I would also like to know why Ubuntu would put xenial xserver into the only recent LTS that, ostensibly, can run the proprietary driver.

I should point out that when I try to do the same thing with apt-get, I get the following:

root@theory:~# apt-get install fglrx
Reading package lists... Done
Building dependency tree
Reading state information... Done
Some packages could not be installed.

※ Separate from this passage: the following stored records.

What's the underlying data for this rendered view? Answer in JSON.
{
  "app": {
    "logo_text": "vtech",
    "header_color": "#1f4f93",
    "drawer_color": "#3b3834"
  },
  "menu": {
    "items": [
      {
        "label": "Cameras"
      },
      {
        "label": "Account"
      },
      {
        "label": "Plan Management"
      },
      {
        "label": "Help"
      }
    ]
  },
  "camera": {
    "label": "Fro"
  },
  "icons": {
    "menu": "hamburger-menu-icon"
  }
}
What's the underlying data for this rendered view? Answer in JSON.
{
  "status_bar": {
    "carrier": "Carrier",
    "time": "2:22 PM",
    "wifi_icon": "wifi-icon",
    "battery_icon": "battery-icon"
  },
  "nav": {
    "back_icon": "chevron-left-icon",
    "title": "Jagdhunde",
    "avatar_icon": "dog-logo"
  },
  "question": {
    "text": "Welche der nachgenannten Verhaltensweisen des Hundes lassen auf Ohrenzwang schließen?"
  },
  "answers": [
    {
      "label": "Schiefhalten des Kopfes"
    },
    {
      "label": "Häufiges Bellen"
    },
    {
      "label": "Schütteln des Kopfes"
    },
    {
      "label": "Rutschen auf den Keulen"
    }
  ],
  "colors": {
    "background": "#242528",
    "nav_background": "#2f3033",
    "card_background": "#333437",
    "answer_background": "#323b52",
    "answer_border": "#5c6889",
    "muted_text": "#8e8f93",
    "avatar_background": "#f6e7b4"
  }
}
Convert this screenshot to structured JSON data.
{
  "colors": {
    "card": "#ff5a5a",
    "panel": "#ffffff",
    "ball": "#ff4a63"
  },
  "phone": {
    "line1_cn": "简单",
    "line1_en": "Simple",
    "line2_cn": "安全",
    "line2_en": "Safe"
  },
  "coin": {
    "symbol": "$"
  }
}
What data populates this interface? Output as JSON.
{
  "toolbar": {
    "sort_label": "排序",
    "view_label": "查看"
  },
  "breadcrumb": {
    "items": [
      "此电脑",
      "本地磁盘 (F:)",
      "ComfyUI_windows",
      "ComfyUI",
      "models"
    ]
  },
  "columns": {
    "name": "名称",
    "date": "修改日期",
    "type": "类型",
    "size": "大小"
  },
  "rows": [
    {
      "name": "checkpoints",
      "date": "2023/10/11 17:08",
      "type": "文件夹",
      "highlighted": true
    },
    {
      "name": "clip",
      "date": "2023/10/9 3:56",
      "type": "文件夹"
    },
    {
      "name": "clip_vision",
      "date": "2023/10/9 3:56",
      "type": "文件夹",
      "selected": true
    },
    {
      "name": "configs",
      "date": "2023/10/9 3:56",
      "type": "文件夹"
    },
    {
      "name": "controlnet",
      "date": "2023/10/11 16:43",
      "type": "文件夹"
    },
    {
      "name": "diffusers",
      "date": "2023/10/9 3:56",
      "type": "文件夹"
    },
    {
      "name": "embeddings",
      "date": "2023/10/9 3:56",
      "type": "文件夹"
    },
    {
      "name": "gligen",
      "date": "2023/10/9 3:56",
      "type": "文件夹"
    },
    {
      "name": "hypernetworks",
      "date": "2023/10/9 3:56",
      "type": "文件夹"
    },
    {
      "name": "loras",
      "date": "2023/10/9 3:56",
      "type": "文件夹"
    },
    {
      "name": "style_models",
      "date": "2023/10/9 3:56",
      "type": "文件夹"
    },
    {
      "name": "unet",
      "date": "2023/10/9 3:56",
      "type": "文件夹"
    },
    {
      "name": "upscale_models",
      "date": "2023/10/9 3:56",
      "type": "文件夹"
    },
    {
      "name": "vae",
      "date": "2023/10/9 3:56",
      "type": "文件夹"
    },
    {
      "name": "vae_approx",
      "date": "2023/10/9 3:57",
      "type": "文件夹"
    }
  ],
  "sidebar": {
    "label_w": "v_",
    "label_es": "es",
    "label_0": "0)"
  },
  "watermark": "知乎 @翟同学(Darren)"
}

This may mean that you have
requested an impossible situation or if you are using the unstable
distribution that some required packages have not yet been created
or been moved out of Incoming.
The following information may help to resolve the situation:

The following packages have unmet dependencies:
gnome-control-center : Depends: libcheese-gtk23 (>= 3.4.0) but it is not going to be installed
Depends: libcheese7 (>= 3.0.1) but it is not going to be installed
unity-control-center : Depends: libcheese-gtk23 (>= 3.4.0) but it is not going to be installed
Depends: libcheese7 (>= 3.0.1) but it is not going to be installed
E: Error, pkgProblemResolver::Resolve generated breaks, this may be caused by held packages.